While Harper said he favours a two-state solution in the Middle East, his government wants to see Israel and the Palestine Authority return to the bargaining table before supporting Palestine’s statehood. 

Speaking in the House of Commons Wednesday, Foreign Affairs Minister John Baird said he’s disappointed with the actions of Palestinian President Mahmoud Abbas, who plans to ask the UN General Assembly on Thursday to recognize Palestine in the West Bank, Gaza and east Jerusalem -- areas Israel captured in the 1967 Mideast war.

“It’s obvious that this will affect our relationship,” said Baird, who plans to travel to New York where he’ll speak on the issue at the UN. “This government makes no apologies for standing with the Jewish State. This government makes no apologies from standing with Israel at the UN.”

Canada will vote with the United States on Thursday against accepting Palestine as a non-member observer state.

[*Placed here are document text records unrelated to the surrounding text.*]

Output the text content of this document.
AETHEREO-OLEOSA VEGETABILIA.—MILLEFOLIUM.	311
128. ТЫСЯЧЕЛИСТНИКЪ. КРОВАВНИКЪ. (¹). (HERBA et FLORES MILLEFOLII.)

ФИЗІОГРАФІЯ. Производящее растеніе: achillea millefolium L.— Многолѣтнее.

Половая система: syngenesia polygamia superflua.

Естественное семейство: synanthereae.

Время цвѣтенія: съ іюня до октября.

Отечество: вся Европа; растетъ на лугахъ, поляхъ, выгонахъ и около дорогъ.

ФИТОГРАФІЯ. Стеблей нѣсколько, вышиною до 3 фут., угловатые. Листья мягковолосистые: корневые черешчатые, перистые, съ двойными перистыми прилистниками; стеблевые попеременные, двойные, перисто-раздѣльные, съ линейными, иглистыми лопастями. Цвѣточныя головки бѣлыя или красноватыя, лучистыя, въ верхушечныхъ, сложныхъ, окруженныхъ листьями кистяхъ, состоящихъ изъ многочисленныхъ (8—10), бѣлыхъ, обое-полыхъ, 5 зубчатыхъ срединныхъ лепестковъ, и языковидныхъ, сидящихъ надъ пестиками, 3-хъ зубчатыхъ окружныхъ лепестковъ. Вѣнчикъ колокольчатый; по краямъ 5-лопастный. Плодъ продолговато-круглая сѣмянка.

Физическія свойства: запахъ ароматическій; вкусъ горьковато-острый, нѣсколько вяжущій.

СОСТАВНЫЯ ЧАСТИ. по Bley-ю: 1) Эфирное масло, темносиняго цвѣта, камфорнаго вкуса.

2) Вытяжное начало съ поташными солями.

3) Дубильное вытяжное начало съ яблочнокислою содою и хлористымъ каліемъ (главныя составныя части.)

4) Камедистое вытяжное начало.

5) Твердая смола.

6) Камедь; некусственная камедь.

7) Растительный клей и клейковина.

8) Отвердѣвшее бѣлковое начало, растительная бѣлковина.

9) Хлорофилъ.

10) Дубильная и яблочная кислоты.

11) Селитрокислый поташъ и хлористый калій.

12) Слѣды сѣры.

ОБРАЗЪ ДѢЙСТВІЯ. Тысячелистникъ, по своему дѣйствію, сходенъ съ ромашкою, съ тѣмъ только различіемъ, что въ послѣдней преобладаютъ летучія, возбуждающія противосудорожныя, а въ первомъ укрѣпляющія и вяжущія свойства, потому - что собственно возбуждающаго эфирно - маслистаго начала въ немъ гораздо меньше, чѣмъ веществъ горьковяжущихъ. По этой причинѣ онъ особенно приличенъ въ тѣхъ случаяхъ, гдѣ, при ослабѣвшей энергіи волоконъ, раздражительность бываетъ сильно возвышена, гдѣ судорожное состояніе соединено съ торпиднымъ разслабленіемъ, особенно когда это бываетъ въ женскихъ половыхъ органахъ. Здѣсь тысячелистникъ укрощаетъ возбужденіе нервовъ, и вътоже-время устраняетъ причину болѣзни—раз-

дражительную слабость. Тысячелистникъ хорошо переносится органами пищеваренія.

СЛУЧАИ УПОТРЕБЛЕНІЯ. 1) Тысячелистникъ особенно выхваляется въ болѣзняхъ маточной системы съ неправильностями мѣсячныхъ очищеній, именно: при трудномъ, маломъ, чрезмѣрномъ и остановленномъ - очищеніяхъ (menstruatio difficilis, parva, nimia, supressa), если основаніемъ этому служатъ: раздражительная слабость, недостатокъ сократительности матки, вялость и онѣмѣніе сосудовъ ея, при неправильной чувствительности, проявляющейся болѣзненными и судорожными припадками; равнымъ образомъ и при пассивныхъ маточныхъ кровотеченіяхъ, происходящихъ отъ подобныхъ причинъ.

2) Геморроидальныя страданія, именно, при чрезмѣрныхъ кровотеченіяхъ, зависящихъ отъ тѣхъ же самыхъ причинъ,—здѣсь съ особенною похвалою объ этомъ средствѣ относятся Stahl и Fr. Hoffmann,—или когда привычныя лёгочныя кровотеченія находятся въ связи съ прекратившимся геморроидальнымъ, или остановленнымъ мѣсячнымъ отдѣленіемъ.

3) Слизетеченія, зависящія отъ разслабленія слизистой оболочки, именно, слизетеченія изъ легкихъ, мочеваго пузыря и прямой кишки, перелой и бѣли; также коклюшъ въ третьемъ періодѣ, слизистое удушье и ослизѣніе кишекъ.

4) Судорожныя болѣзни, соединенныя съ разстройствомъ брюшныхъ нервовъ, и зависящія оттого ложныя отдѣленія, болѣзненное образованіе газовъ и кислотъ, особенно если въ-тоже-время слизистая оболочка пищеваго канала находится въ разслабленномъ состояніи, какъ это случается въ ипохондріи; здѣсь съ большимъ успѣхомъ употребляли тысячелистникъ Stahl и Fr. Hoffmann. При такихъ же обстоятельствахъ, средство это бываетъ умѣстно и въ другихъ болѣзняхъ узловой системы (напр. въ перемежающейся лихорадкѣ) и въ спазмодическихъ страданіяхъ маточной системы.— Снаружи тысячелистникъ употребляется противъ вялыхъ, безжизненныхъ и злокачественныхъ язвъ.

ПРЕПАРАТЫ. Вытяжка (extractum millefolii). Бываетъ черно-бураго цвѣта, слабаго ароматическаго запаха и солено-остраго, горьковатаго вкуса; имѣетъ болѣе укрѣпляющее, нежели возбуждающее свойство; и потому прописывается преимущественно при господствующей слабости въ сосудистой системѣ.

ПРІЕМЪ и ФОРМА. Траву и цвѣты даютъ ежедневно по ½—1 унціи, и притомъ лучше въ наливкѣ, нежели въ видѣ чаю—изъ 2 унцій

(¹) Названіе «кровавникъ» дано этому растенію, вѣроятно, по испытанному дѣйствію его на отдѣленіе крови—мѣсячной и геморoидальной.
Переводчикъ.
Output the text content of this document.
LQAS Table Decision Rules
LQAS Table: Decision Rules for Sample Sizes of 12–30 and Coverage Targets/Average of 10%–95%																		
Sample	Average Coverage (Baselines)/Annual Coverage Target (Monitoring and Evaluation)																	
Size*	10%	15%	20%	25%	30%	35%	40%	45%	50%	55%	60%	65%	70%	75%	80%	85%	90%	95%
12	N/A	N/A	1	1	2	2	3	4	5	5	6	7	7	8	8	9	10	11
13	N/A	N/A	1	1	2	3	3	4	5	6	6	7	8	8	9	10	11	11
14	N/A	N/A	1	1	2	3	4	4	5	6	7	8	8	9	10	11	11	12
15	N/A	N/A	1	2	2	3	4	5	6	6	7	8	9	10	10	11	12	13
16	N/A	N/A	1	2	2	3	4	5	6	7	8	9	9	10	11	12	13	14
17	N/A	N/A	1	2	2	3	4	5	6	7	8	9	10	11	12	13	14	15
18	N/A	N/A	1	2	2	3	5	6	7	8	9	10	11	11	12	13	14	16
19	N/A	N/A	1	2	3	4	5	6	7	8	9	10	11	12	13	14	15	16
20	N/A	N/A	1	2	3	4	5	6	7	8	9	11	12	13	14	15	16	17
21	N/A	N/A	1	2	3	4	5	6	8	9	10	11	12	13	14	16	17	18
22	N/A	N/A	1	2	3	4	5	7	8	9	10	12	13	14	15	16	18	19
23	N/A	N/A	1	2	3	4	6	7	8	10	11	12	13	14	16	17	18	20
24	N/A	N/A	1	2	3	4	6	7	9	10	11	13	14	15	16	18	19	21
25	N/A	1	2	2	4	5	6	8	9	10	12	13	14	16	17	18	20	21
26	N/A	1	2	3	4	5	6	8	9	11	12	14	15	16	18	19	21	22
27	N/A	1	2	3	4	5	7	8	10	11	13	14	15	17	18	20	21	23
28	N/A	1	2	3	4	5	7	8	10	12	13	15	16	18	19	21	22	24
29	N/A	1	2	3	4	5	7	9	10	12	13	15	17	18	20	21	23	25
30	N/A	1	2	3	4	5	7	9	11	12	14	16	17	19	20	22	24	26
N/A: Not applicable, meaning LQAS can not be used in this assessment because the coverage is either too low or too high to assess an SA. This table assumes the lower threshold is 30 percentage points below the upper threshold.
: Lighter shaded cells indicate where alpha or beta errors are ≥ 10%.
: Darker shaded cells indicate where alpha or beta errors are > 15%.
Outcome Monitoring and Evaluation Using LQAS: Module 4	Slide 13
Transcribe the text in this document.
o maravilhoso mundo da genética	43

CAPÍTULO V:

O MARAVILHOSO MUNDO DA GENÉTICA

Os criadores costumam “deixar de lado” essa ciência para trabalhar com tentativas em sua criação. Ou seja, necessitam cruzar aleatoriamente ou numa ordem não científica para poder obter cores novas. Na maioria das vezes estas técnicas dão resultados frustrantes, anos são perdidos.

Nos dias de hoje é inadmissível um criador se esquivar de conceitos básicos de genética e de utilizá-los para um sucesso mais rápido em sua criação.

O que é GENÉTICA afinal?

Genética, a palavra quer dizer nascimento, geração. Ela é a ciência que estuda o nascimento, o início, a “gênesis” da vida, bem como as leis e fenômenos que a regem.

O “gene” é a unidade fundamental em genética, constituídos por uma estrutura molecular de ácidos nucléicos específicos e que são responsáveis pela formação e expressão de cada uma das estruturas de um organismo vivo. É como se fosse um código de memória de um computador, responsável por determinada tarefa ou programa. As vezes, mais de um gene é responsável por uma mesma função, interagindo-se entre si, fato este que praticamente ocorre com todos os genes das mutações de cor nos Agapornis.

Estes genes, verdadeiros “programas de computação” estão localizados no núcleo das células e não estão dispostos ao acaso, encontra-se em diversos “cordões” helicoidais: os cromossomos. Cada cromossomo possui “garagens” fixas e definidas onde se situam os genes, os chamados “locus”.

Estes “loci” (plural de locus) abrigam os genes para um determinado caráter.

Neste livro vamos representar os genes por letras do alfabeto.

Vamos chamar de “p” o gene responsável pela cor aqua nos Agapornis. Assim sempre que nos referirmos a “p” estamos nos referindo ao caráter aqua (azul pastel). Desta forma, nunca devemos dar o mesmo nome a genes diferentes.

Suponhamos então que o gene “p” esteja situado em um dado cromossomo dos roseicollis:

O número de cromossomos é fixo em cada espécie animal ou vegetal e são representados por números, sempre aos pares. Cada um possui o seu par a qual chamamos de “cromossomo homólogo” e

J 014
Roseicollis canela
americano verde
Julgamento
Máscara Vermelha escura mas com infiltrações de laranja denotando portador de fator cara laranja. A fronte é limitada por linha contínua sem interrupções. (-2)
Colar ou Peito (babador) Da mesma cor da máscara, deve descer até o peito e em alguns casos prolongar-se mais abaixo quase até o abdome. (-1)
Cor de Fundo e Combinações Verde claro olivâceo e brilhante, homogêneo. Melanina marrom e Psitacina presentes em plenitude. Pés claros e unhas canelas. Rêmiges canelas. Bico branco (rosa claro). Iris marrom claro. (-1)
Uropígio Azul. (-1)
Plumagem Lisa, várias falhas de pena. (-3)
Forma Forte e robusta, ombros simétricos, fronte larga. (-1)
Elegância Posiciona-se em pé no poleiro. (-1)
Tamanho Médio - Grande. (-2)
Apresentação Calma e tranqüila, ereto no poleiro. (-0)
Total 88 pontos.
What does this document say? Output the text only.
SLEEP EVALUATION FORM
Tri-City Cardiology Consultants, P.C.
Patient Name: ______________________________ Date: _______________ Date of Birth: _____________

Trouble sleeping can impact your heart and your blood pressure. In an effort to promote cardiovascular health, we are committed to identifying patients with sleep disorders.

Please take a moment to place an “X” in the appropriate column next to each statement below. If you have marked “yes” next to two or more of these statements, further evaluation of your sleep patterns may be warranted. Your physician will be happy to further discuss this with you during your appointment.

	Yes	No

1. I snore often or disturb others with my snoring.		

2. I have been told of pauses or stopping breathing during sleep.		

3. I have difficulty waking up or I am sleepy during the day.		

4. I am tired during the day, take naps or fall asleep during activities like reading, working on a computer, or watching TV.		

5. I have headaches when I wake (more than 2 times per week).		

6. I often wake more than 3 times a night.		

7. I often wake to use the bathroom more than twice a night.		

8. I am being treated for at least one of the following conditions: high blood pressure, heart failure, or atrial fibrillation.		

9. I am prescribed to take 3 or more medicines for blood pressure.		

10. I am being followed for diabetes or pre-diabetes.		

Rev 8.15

However, it’s expected that some two-thirds of the General Assembly’s 193 members will support the bid.

Currently the Palestinians hold observer status at the UN.

France, Spain, Norway, Denmark and Switzerland have pledged support while Germany said it would not support the initiative and Britain would only vote in favour if the Palestinians softened some of their language.

Baird said he encourages both parties to negotiate a lasting peace deal.

“We’re prepared to do anything we can to support that,” said Baird. “What we will not support is the unilateral action by the Palestinian Authority at the United Nations.”

Abbas has said UN recognition is not meant to replace negotiations with Israel, but to improve Palestinian leverage and secure the pre-1967 war frontiers as the baseline for future border talks.

Israeli Prime Minister Benjamin Netanyahu has rejected the idea.

The NDP said Wednesday that the Conservatives were taking an “unbalanced” approach and should use the vote as an opportunity to restart negotiations between both sides.

“How is the government’s threatening approach helping to encourage moderates who want to pursue the path of politics rather than the path of violence,” said NDP MP Paul Dewar.

“We have the opportunity to advance the cause of peace. Canada has an obligation to help bring the two sides closer to an agreement,” said Dewar. “Cutting off diplomatic relations with the Palestinian Authority will undermine the cause of peace and cutting off aid will undermine security.”